🚧 Website under construction 🚧
We are working on delivering a pre-print and open-sourcing the codebase for everyone to use as soon as possible. If you have questions, feedback, ideas, or are interested in using REALM please feel free to reach out to Martin Sedlacek.
REALM is a large-scale real-to-sim aligned simulation environment and benchmark for generalization
in robotic manipulation. It supports 7 distinct manipulation skills and stress-tests them
against 15 perturbations. Through empirical validation, we show that evaluation results in
simulation are strongly correlated to real-world performance.
Vision-Language-Action (VLA) models empower robots to understand and execute tasks described by natural language instructions. However, a key challenge lies in their ability to generalize beyond the specific environments and conditions they were trained on. It is presently difficult to gain reliable insights into how these models adapt to unseen conditions and scenarios, as real-world evaluation is prohibitively expensive to scale and many current simulation benchmarks are saturated or lack the realism required to serve as a proxy for real-world performance. To address this gap, we present REALM, a new simulation environment and benchmark designed to evaluate the generalization capabilities of VLA models, with a specific emphasis on establishing a strong correlation between simulated and real-world performance through high-fidelity visuals and robot control alignment. Our environment offers a unified suite of 15 perturbation factors from 3 categories, some of which were previously unaddressed or scattered across multiple benchmarks and simulation frameworks. We support 7 common manipulation skills on the DROID robot platform and a highly diverse set of objects, which can be used to create hundreds of tasks. Finally, we establish two task sets that form our benchmark and evaluate the π₀, π₀-FAST, and GR00T N1.5 VLA models, showing that generalization and robustness remain an open challenge.
"Pick up the spoon."
Description of the perturbations used in our approach.
Sim-to-real validation of REALM. Task progression is shown in the real-world (x-axis) and simulation (y-axis). Left: We show a strong Pearson correlation (r) with datapoints close to identity (gray dashed line) and a low Mean Maximum Rank Violation (MMRV) on 7 tasks under 5 visual and behavioral perturbations. Right: The results are also highly correlated under individual perturbations. We observe a p-value of p < 0.001 for all settings indicating that REALM has a strong and statistically significant real-to-sim alignment.
Visualization of the control alignment. A trajectory replay in simulation with default robot control (left) and our aligned control (right). Yellow trajectory represents the ground truth from a real robot and blue is from simulation. Our control alignment results in significantly more realistic trajectory following.

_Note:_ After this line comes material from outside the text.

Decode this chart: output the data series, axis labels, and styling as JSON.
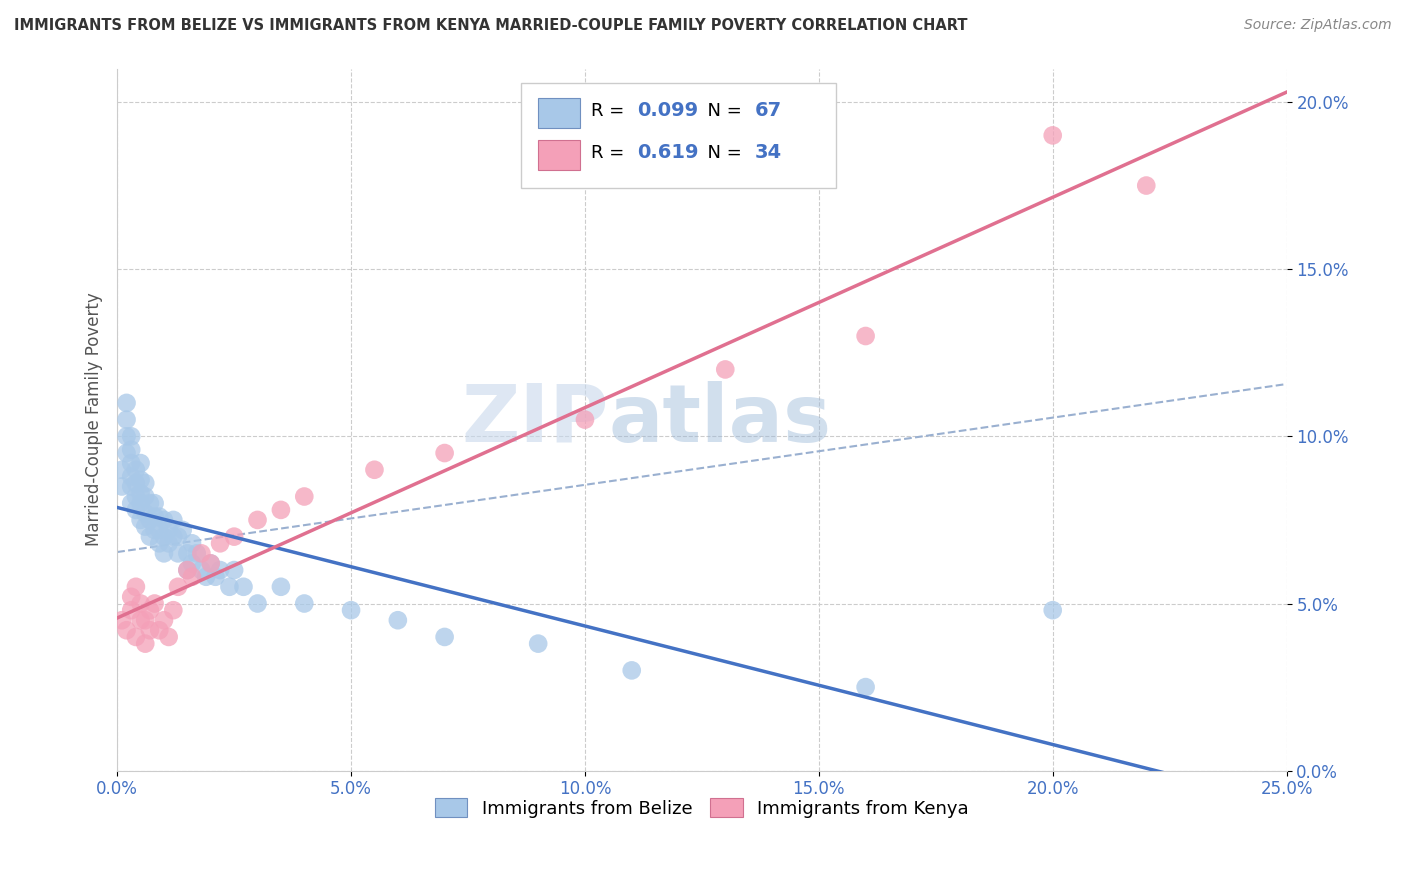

Attention maps from the π0 action expert. We replay the same robot trajectory solving a task in reality (top) and simulation (bottom) and observe that the model largely attends to similar patches. We compute the cosine similarity between the attention maps from real and simulated images averaged over approx. 280 frames in the video and all layers and attention heads in the π0 action expert during the last step of the flow matching process, yielding a high similarity score of 0.85/1.

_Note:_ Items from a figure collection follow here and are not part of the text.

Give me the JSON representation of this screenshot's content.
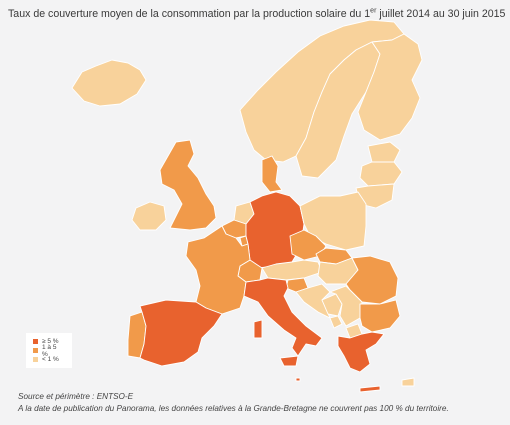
{
  "title": {
    "before": "Taux de couverture moyen de la consommation par la production solaire du 1",
    "sup": "er",
    "after": " juillet 2014 au 30 juin 2015"
  },
  "legend": [
    {
      "label": "≥ 5 %",
      "color": "#e8622e"
    },
    {
      "label": "1 à 5 %",
      "color": "#f19a4a"
    },
    {
      "label": "< 1 %",
      "color": "#f8d29b"
    }
  ],
  "colors": {
    "background": "#f3f3f4",
    "high": "#e8622e",
    "mid": "#f19a4a",
    "low": "#f8d29b",
    "border": "#ffffff"
  },
  "countries": [
    {
      "name": "Germany",
      "class": "high"
    },
    {
      "name": "Italy",
      "class": "high"
    },
    {
      "name": "Spain",
      "class": "high"
    },
    {
      "name": "Greece",
      "class": "high"
    },
    {
      "name": "Malta",
      "class": "high"
    },
    {
      "name": "United Kingdom",
      "class": "mid"
    },
    {
      "name": "France",
      "class": "mid"
    },
    {
      "name": "Belgium",
      "class": "mid"
    },
    {
      "name": "Czech Republic",
      "class": "mid"
    },
    {
      "name": "Bulgaria",
      "class": "mid"
    },
    {
      "name": "Romania",
      "class": "mid"
    },
    {
      "name": "Portugal",
      "class": "mid"
    },
    {
      "name": "Switzerland",
      "class": "mid"
    },
    {
      "name": "Denmark",
      "class": "mid"
    },
    {
      "name": "Slovenia",
      "class": "mid"
    },
    {
      "name": "Luxembourg",
      "class": "mid"
    },
    {
      "name": "Slovakia",
      "class": "mid"
    },
    {
      "name": "Netherlands",
      "class": "low"
    },
    {
      "name": "Austria",
      "class": "low"
    },
    {
      "name": "Poland",
      "class": "low"
    },
    {
      "name": "Hungary",
      "class": "low"
    },
    {
      "name": "Ireland",
      "class": "low"
    },
    {
      "name": "Norway",
      "class": "low"
    },
    {
      "name": "Sweden",
      "class": "low"
    },
    {
      "name": "Finland",
      "class": "low"
    },
    {
      "name": "Iceland",
      "class": "low"
    },
    {
      "name": "Estonia",
      "class": "low"
    },
    {
      "name": "Latvia",
      "class": "low"
    },
    {
      "name": "Lithuania",
      "class": "low"
    },
    {
      "name": "Croatia",
      "class": "low"
    },
    {
      "name": "Bosnia and Herzegovina",
      "class": "low"
    },
    {
      "name": "Serbia",
      "class": "low"
    },
    {
      "name": "Montenegro",
      "class": "low"
    },
    {
      "name": "Macedonia",
      "class": "low"
    },
    {
      "name": "Cyprus",
      "class": "low"
    }
  ],
  "footer": {
    "source": "Source et périmètre : ENTSO-E",
    "note": "A la date de publication du Panorama, les données relatives à la Grande-Bretagne ne couvrent pas 100 % du territoire."
  }
}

This section presents a detailed evaluation of three VLAs under 15 distinct perturbations on selected tasks from the REALM benchmark.

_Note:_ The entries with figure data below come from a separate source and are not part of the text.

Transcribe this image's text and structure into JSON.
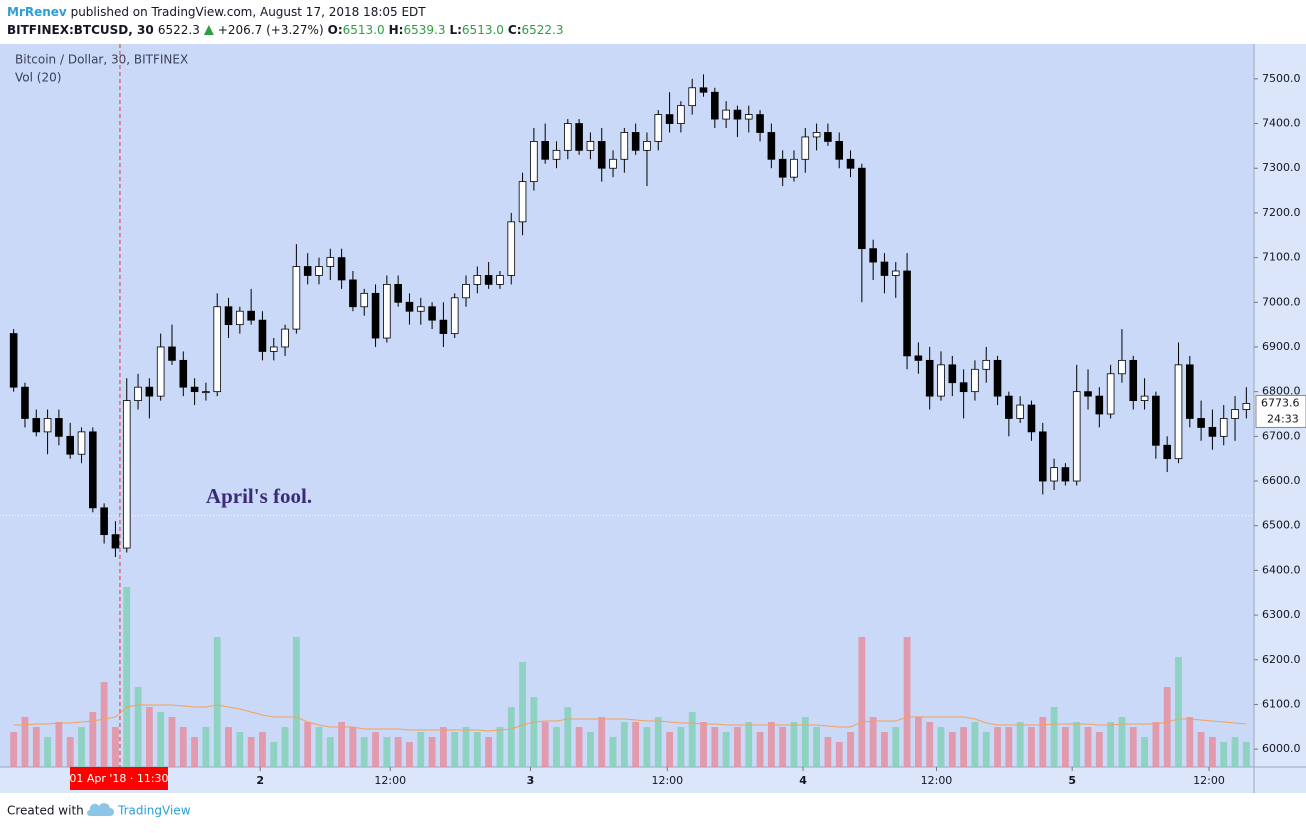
{
  "chart_data": {
    "type": "candlestick",
    "header": {
      "author": "MrRenev",
      "published": "published on TradingView.com, August 17, 2018 18:05 EDT",
      "symbol": "BITFINEX:BTCUSD, 30",
      "last": "6522.3",
      "change": "+206.7 (+3.27%)",
      "ohlc": [
        {
          "label": "O:",
          "value": "6513.0"
        },
        {
          "label": "H:",
          "value": "6539.3"
        },
        {
          "label": "L:",
          "value": "6513.0"
        },
        {
          "label": "C:",
          "value": "6522.3"
        }
      ]
    },
    "title": "Bitcoin / Dollar, 30, BITFINEX",
    "subtitle": "Vol (20)",
    "annotation": {
      "text": "April's fool.",
      "x": 17.5,
      "price": 6562
    },
    "crosshair": {
      "x": 9.9,
      "price": 6522.3,
      "label": "01 Apr '18 · 11:30"
    },
    "countdown": "24:33",
    "footer": {
      "text": "Created with",
      "brand": "TradingView"
    },
    "up_color": "#ffffff",
    "down_color": "#000000",
    "volume_up_color": "#7fcfb3",
    "volume_down_color": "#e8899a",
    "volume_ma_color": "#f5a05a",
    "background": "#c9d9f7",
    "grid": false,
    "xlim": [
      0,
      110
    ],
    "xticks": [
      {
        "value": 22.3,
        "label": "2"
      },
      {
        "value": 33.8,
        "label": "12:00"
      },
      {
        "value": 46.2,
        "label": "3"
      },
      {
        "value": 58.3,
        "label": "12:00"
      },
      {
        "value": 70.3,
        "label": "4"
      },
      {
        "value": 82.1,
        "label": "12:00"
      },
      {
        "value": 94.1,
        "label": "5"
      },
      {
        "value": 106.2,
        "label": "12:00"
      }
    ],
    "ylim": [
      5960,
      7578
    ],
    "yticks": [
      {
        "value": 6000,
        "label": "6000.0"
      },
      {
        "value": 6100,
        "label": "6100.0"
      },
      {
        "value": 6200,
        "label": "6200.0"
      },
      {
        "value": 6300,
        "label": "6300.0"
      },
      {
        "value": 6400,
        "label": "6400.0"
      },
      {
        "value": 6500,
        "label": "6500.0"
      },
      {
        "value": 6600,
        "label": "6600.0"
      },
      {
        "value": 6700,
        "label": "6700.0"
      },
      {
        "value": 6800,
        "label": "6800.0"
      },
      {
        "value": 6900,
        "label": "6900.0"
      },
      {
        "value": 7000,
        "label": "7000.0"
      },
      {
        "value": 7100,
        "label": "7100.0"
      },
      {
        "value": 7200,
        "label": "7200.0"
      },
      {
        "value": 7300,
        "label": "7300.0"
      },
      {
        "value": 7400,
        "label": "7400.0"
      },
      {
        "value": 7500,
        "label": "7500.0"
      }
    ],
    "open": [
      6930,
      6810,
      6740,
      6710,
      6740,
      6700,
      6660,
      6710,
      6540,
      6480,
      6450,
      6780,
      6810,
      6790,
      6900,
      6870,
      6810,
      6800,
      6800,
      6990,
      6950,
      6980,
      6960,
      6890,
      6900,
      6940,
      7080,
      7060,
      7080,
      7100,
      7050,
      6990,
      7020,
      6920,
      7040,
      7000,
      6980,
      6990,
      6960,
      6930,
      7010,
      7040,
      7060,
      7040,
      7060,
      7180,
      7270,
      7360,
      7320,
      7340,
      7400,
      7340,
      7360,
      7300,
      7320,
      7380,
      7340,
      7360,
      7420,
      7400,
      7440,
      7480,
      7470,
      7410,
      7430,
      7410,
      7420,
      7380,
      7320,
      7280,
      7320,
      7370,
      7380,
      7360,
      7320,
      7300,
      7120,
      7090,
      7060,
      7070,
      6880,
      6870,
      6790,
      6860,
      6820,
      6800,
      6850,
      6870,
      6790,
      6740,
      6770,
      6710,
      6600,
      6630,
      6600,
      6800,
      6790,
      6750,
      6840,
      6870,
      6780,
      6790,
      6680,
      6650,
      6860,
      6740,
      6720,
      6700,
      6740,
      6760
    ],
    "high": [
      6940,
      6820,
      6760,
      6760,
      6760,
      6730,
      6720,
      6720,
      6550,
      6510,
      6830,
      6840,
      6830,
      6930,
      6950,
      6890,
      6830,
      6820,
      7020,
      7010,
      6990,
      7030,
      6980,
      6920,
      6950,
      7130,
      7110,
      7100,
      7120,
      7120,
      7070,
      7030,
      7040,
      7060,
      7060,
      7020,
      7010,
      7000,
      7000,
      7020,
      7060,
      7080,
      7090,
      7070,
      7200,
      7290,
      7390,
      7400,
      7360,
      7410,
      7410,
      7380,
      7390,
      7340,
      7390,
      7400,
      7380,
      7430,
      7470,
      7450,
      7500,
      7510,
      7480,
      7450,
      7440,
      7440,
      7430,
      7400,
      7340,
      7340,
      7390,
      7400,
      7400,
      7380,
      7340,
      7310,
      7140,
      7110,
      7090,
      7110,
      6910,
      6900,
      6890,
      6880,
      6850,
      6870,
      6900,
      6880,
      6800,
      6790,
      6780,
      6730,
      6650,
      6640,
      6860,
      6850,
      6810,
      6860,
      6940,
      6880,
      6830,
      6800,
      6700,
      6910,
      6880,
      6780,
      6760,
      6770,
      6790,
      6810
    ],
    "low": [
      6800,
      6720,
      6700,
      6660,
      6680,
      6650,
      6640,
      6530,
      6460,
      6430,
      6440,
      6760,
      6740,
      6780,
      6860,
      6790,
      6770,
      6780,
      6790,
      6920,
      6930,
      6950,
      6870,
      6870,
      6880,
      6930,
      7040,
      7040,
      7050,
      7030,
      6980,
      6970,
      6900,
      6910,
      6990,
      6950,
      6950,
      6940,
      6900,
      6920,
      6990,
      7020,
      7030,
      7030,
      7040,
      7150,
      7250,
      7310,
      7300,
      7320,
      7330,
      7320,
      7270,
      7280,
      7290,
      7330,
      7260,
      7340,
      7380,
      7380,
      7420,
      7460,
      7390,
      7390,
      7370,
      7380,
      7360,
      7300,
      7260,
      7270,
      7290,
      7340,
      7350,
      7300,
      7280,
      7000,
      7050,
      7020,
      7010,
      6850,
      6840,
      6760,
      6780,
      6790,
      6740,
      6780,
      6820,
      6770,
      6700,
      6730,
      6690,
      6570,
      6580,
      6590,
      6590,
      6760,
      6720,
      6740,
      6820,
      6760,
      6760,
      6650,
      6620,
      6640,
      6720,
      6690,
      6670,
      6680,
      6690,
      6740
    ],
    "close": [
      6810,
      6740,
      6710,
      6740,
      6700,
      6660,
      6710,
      6540,
      6480,
      6450,
      6780,
      6810,
      6790,
      6900,
      6870,
      6810,
      6800,
      6800,
      6990,
      6950,
      6980,
      6960,
      6890,
      6900,
      6940,
      7080,
      7060,
      7080,
      7100,
      7050,
      6990,
      7020,
      6920,
      7040,
      7000,
      6980,
      6990,
      6960,
      6930,
      7010,
      7040,
      7060,
      7040,
      7060,
      7180,
      7270,
      7360,
      7320,
      7340,
      7400,
      7340,
      7360,
      7300,
      7320,
      7380,
      7340,
      7360,
      7420,
      7400,
      7440,
      7480,
      7470,
      7410,
      7430,
      7410,
      7420,
      7380,
      7320,
      7280,
      7320,
      7370,
      7380,
      7360,
      7320,
      7300,
      7120,
      7090,
      7060,
      7070,
      6880,
      6870,
      6790,
      6860,
      6820,
      6800,
      6850,
      6870,
      6790,
      6740,
      6770,
      6710,
      6600,
      6630,
      6600,
      6800,
      6790,
      6750,
      6840,
      6870,
      6780,
      6790,
      6680,
      6650,
      6860,
      6740,
      6720,
      6700,
      6740,
      6760,
      6773.6
    ],
    "volume": [
      35,
      50,
      40,
      30,
      45,
      30,
      40,
      55,
      85,
      40,
      180,
      80,
      60,
      55,
      50,
      40,
      30,
      40,
      130,
      40,
      35,
      30,
      35,
      25,
      40,
      130,
      45,
      40,
      30,
      45,
      40,
      30,
      35,
      30,
      30,
      25,
      35,
      30,
      40,
      35,
      40,
      35,
      30,
      40,
      60,
      105,
      70,
      45,
      40,
      60,
      40,
      35,
      50,
      30,
      45,
      45,
      40,
      50,
      35,
      40,
      55,
      45,
      40,
      35,
      40,
      45,
      35,
      45,
      40,
      45,
      50,
      40,
      30,
      25,
      35,
      130,
      50,
      35,
      40,
      130,
      50,
      45,
      40,
      35,
      40,
      45,
      35,
      40,
      40,
      45,
      40,
      50,
      60,
      40,
      45,
      40,
      35,
      45,
      50,
      40,
      30,
      45,
      80,
      110,
      50,
      35,
      30,
      25,
      30,
      25
    ],
    "volume_ma": [
      42,
      42,
      43,
      43,
      44,
      44,
      45,
      46,
      48,
      50,
      60,
      62,
      62,
      62,
      62,
      61,
      60,
      60,
      62,
      60,
      58,
      55,
      52,
      50,
      50,
      50,
      45,
      42,
      40,
      40,
      40,
      38,
      38,
      38,
      38,
      37,
      37,
      37,
      37,
      37,
      37,
      37,
      36,
      37,
      38,
      42,
      45,
      46,
      46,
      48,
      48,
      48,
      48,
      48,
      48,
      47,
      46,
      46,
      45,
      44,
      44,
      43,
      43,
      42,
      42,
      42,
      42,
      42,
      42,
      42,
      42,
      42,
      41,
      40,
      40,
      45,
      46,
      46,
      46,
      50,
      50,
      50,
      50,
      50,
      50,
      48,
      44,
      42,
      42,
      42,
      42,
      42,
      43,
      43,
      43,
      43,
      42,
      42,
      43,
      43,
      43,
      43,
      45,
      48,
      48,
      47,
      46,
      45,
      44,
      43
    ]
  }
}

Results on 8 tasks in the REALm-base task set spanning 5 basic manipulation skills.
Binary success rate:
Success Rate (y-axis) on the REALM-base task set (x-axis). The Violin plots [29] show Bayesian posteriors of success rates under a uniform Beta prior and the observed data.
Time to completion. Average time to (successfully) complete a task for each model and task in REALM-base task set. The time in seconds is obtained by dividing the number of timesteps in simulation by the control frequency (fixed), thus not accounting for model inference times and latency.
In this work, we introduced REALM: a new high-fidelity simulation environment and benchmark for generalization in robotic manipulation and perform extensive real-to-sim validation showing that our results can serve as a good proxy for real-world performance. We then evaluate three VLAs under 15 perturbation factors and show that generalization and robustness is still far from solved for these models. Based on the extensive experiments conducted, we also draw the following conclusions:
While we recognize the tremendous progress that enabled VLAs to start performing manipulation tasks in unseen settings, including many scenes in our simulation, we believe these results strongly indicate that current models still lack the capabilities for any autonomous real-world deployment.